Stories in Thread focuses on Hmong Pa Dau or Story Cloths. The traditionally hand-made textiles are integral to what it means to be Hmong in America. Despite this significance of Pa Dau to identity and cultural survival, the art form is disappearing. The perspective of the elder generation, the fighters and refugees from Laos, is expressed in their own Hmong language and their fear of cultural loss is immediate and painful. The story of Hmong Pa Dau is the story of identity change and perseverance, it is an exploration of the refugee and immigrant experience, and also a commentary on contemporary minority issues in America.
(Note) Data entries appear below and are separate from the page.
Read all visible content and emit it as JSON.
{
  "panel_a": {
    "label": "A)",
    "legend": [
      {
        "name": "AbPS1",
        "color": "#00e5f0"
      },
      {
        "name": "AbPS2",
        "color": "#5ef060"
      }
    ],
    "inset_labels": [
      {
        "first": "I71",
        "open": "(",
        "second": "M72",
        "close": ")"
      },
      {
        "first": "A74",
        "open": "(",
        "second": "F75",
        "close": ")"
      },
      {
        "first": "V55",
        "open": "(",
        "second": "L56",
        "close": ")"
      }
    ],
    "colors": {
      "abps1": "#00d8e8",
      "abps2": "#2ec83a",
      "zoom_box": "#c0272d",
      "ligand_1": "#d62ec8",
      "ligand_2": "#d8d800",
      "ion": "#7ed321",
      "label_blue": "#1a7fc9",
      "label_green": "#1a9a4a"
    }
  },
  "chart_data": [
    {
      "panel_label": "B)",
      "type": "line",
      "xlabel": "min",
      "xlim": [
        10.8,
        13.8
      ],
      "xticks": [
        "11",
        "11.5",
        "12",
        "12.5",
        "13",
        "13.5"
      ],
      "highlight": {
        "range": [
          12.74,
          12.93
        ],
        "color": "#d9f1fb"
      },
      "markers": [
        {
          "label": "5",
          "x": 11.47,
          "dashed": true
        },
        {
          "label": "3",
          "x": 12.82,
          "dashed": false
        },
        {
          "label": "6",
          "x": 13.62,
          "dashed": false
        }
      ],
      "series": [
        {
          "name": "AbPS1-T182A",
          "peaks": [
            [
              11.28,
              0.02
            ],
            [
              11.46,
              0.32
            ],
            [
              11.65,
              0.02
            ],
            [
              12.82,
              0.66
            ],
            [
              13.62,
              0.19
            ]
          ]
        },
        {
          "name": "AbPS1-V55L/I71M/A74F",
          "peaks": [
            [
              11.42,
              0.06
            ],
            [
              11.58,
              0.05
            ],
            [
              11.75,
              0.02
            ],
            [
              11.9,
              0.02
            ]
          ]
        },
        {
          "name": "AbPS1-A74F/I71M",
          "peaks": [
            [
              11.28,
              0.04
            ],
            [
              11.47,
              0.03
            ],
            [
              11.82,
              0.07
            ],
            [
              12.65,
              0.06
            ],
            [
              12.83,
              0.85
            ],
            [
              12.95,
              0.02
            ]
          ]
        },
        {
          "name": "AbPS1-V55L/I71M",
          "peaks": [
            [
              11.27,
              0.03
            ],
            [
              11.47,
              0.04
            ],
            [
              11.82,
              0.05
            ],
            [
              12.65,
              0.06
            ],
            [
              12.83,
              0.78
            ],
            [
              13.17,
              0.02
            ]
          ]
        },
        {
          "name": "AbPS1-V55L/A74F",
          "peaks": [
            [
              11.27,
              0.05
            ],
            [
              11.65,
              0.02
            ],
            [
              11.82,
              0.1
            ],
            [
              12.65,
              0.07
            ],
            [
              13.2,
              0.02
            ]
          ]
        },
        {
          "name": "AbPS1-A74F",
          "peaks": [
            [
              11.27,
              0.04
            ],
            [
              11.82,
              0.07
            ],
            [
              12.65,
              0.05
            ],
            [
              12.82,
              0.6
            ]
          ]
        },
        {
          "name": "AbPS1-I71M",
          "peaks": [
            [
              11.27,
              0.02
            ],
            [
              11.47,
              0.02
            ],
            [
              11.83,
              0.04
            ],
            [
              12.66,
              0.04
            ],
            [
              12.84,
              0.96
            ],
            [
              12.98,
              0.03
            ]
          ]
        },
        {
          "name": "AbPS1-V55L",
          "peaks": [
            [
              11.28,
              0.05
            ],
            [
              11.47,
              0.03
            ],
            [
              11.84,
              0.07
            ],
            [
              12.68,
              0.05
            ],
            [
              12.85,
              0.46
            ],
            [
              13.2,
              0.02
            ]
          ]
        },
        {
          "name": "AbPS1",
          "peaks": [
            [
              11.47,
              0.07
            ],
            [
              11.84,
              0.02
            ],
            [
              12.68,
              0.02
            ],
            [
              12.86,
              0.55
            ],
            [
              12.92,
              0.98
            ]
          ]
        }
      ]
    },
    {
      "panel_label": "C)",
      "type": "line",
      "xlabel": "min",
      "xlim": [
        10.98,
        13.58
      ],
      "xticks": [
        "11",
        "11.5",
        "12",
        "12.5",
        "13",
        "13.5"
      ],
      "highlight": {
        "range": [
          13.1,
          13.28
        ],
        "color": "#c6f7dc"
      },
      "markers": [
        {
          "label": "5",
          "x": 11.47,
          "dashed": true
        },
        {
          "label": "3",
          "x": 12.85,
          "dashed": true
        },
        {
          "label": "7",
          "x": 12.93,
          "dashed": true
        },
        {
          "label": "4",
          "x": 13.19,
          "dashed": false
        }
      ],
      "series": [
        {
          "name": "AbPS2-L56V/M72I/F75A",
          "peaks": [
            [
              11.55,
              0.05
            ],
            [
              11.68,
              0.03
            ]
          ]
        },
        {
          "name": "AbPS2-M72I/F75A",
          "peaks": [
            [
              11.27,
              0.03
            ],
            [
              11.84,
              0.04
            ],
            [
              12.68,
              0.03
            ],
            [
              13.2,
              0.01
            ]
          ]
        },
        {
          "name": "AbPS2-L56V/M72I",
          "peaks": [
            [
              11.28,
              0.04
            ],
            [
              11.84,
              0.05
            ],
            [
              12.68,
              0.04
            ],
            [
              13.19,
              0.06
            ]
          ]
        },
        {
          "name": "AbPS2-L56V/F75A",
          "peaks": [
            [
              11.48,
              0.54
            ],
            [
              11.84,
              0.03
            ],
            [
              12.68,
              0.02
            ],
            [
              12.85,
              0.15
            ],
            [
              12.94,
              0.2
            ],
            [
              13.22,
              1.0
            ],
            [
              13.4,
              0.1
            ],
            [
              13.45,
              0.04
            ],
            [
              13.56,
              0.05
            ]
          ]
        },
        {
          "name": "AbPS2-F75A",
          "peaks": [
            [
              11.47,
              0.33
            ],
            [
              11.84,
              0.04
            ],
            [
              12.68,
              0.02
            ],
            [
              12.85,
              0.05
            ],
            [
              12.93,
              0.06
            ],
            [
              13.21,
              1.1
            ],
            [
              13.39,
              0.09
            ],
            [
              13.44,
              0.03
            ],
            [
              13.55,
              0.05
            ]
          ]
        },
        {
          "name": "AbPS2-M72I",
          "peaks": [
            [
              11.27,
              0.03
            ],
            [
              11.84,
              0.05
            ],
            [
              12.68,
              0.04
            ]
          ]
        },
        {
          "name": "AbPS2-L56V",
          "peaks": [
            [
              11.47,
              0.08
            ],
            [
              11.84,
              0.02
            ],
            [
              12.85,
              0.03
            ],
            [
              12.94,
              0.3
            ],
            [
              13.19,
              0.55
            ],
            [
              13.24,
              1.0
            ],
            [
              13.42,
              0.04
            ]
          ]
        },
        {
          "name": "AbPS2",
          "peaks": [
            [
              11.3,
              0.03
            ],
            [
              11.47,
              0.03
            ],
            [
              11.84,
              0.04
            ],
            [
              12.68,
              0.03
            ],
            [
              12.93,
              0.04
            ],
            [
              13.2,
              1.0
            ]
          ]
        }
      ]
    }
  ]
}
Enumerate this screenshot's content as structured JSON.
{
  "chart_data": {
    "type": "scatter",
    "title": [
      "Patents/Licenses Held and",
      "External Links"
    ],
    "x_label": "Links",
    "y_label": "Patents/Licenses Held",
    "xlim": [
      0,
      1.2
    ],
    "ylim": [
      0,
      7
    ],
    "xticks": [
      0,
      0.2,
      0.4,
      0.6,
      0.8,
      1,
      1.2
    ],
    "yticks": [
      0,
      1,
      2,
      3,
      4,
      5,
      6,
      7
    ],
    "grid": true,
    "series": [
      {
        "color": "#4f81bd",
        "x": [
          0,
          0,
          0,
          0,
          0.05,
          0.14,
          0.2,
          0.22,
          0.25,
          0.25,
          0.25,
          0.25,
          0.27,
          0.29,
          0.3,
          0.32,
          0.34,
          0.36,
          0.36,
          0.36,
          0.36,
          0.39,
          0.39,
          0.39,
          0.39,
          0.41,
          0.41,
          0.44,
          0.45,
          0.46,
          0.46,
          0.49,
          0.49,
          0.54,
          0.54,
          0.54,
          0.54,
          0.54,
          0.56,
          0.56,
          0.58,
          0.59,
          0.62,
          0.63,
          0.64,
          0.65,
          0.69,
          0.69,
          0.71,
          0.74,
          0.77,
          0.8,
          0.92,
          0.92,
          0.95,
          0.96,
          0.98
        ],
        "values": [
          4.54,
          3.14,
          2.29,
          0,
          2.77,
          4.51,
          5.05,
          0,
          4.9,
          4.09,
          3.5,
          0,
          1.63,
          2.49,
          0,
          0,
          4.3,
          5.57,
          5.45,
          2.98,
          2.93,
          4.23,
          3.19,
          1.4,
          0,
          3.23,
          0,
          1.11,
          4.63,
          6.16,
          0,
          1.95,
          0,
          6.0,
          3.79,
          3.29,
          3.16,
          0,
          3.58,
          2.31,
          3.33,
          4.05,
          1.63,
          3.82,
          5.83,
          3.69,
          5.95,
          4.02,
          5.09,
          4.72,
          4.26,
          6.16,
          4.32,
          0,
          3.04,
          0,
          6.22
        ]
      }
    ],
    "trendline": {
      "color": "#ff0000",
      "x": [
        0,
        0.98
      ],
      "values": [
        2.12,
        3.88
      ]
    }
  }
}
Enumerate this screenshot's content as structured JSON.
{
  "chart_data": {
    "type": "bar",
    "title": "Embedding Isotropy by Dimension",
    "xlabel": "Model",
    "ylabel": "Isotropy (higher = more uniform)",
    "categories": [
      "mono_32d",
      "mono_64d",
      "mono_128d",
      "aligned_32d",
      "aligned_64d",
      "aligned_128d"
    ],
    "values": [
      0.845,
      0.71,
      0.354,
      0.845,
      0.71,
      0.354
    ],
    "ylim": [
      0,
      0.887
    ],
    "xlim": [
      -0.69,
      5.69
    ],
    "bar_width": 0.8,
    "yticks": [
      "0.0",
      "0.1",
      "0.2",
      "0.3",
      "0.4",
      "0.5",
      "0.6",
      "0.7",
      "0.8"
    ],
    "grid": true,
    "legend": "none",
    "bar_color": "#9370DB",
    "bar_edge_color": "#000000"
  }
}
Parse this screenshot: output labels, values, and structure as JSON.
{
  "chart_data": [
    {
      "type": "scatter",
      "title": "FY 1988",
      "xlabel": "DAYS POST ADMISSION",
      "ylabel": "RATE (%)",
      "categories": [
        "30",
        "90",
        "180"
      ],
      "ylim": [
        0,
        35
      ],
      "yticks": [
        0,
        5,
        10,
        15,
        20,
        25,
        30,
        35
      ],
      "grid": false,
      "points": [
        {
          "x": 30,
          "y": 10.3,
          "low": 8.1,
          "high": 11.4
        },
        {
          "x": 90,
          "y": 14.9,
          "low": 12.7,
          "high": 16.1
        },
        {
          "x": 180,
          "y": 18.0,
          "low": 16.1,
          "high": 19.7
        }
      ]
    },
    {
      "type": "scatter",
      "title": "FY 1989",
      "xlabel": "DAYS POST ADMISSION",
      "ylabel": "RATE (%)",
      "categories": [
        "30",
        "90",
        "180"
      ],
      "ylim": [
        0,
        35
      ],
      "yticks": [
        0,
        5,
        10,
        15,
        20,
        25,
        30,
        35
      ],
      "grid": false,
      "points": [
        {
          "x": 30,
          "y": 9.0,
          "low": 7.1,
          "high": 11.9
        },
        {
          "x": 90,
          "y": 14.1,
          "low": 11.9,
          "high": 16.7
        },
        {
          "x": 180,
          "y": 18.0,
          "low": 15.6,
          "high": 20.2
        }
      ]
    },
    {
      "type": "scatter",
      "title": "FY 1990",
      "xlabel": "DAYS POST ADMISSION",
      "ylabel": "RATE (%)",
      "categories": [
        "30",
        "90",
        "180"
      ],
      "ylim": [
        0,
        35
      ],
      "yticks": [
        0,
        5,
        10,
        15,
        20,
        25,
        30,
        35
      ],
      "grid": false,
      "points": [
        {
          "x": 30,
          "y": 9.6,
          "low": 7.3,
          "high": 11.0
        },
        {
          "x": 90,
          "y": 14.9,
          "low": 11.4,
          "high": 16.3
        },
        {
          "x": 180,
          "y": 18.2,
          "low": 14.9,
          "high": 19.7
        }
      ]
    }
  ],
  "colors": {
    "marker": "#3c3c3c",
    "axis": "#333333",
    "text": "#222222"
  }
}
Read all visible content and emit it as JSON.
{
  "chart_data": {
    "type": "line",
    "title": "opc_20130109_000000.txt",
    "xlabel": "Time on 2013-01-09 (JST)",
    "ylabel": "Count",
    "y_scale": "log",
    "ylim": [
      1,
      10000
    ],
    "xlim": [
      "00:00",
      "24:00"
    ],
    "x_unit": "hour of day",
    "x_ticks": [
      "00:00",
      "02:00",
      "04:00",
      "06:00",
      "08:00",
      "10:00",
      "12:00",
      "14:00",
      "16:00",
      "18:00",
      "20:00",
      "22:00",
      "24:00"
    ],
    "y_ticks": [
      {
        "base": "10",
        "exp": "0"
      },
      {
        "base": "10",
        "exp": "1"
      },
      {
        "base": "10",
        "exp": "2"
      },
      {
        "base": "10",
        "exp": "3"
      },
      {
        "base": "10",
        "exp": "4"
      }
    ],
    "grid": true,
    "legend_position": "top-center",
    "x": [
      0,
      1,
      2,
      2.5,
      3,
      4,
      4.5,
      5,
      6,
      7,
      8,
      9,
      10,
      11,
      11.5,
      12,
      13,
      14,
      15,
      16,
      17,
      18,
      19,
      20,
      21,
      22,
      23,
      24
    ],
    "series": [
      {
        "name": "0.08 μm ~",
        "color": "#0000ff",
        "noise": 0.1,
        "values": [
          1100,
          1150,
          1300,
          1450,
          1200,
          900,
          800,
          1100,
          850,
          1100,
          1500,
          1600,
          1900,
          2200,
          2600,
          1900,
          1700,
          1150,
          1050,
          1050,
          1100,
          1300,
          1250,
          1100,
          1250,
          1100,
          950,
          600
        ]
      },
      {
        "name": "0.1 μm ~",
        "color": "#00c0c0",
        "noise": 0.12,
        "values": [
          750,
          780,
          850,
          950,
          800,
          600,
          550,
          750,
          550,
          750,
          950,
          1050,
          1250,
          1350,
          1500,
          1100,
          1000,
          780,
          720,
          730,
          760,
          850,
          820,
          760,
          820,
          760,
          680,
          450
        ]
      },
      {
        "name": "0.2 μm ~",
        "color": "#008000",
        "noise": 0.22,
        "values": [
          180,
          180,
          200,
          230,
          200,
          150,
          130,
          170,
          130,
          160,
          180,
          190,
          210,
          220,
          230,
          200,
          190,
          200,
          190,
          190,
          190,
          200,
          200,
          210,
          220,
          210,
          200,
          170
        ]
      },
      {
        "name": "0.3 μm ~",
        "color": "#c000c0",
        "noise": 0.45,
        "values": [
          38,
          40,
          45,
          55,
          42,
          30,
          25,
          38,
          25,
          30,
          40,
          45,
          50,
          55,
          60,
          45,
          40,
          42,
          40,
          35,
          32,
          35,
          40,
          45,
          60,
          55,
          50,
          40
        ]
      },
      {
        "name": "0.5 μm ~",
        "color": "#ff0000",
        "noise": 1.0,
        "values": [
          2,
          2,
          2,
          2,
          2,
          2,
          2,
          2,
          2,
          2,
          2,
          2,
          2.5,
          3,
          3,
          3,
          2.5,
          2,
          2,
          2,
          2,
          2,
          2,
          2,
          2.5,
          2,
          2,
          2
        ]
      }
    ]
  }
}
2:30 PM: Nobody Dies: A Film About a Musician, Her Mom, and Vietnam

San Fransisco-based indie singer-songwriter Thao Nguyen journeys to Vietnam for the first time and brings her mother ⎯ who hasn’t been back since the fall of Saigon. The trip causes Thao to reflect on her upbringing in the United States, her extended family in Vietnam, all the while unraveling like a love letter to her mom.

Tuesday, May 18

2 PM: The Ito Sisters: An American Story

The Ito Sisters captures the stories of three Japanese American sisters, interviewed in their 80’s and 90’s, as they recount how their immigrant parents struggled to make a life in America at the beginning of the 20th century. The family’s chronicle is set against the backdrop of the anti-Japanese movement in California, a 60-year campaign by politicians, journalists, landowners, labor leaders and others that culminated in the evacuation and incarceration of more than 120,000 Japanese Americans from the West Coast during World War II. The Ito Sisters is written, directed and produced by Antonia Grace Glenn, the granddaughter of the middle of the three sisters.

Thursday, May 20

2 PM: American Experience: Mr. Tornado

Mr. Tornado is the remarkable story of the man whose groundbreaking work in research and applied science saved thousands of lives and helped Americans prepare for and respond to dangerous weather phenomena. Ted Fujita was a Japanese-American engineer turned meteorologist. He immersed himself in research on tornadoes and introduced the “Fujita Scale”, a six-point scale to classify degrees of tornado intensity.

Tuesday, May 25

1 PM: Asian Americans | Breaking Ground

Asian Americans is a five-hour film series that chronicles the contributions, and challenges of Asian Americans, the fastest-growing ethnic group in America. Personal histories and new academic research will cast a fresh lens on U.S. history and the role Asian Americans have played in it. Episode one, Breaking Ground, describes an era of exclusion and U.S. empire, as new immigrants arrive from China, India, Japan, the Philippines and beyond. Barred by anti-Asian laws they become America’s first “undocumented immigrants,” yet they build railroads, dazzle on the silver screen, and take their fight for equality to the U.S. Supreme Court.

Wednesday, May 26

1 PM: Asian Americans | A Question of Loyalty

An American-born generation straddles their country of birth and their parents’ homelands in Asia. Those loyalties are tested during World War II, when families are imprisoned in detention camps, and brothers find themselves on opposite sides of the battle lines.

Thursday, May 27

1 PM: Asian Americans | Good Americans

During the Cold War years, Asian Americans are simultaneously heralded as a Model Minority, and targeted as the perpetual foreigner. It is also a time of bold ambition, as Asian Americans aspire for the first time to national political office and a coming culture-quake simmers beneath the surface.

2 PM: Asian Americans | Generation Rising

During a time of war and social tumult, a young generation fights for equality in the fields, on campuses and in the culture, and claim a new identity: Asian Americans. The war’s aftermath brings new immigrants and refugees who expand the population and the definition of Asian America.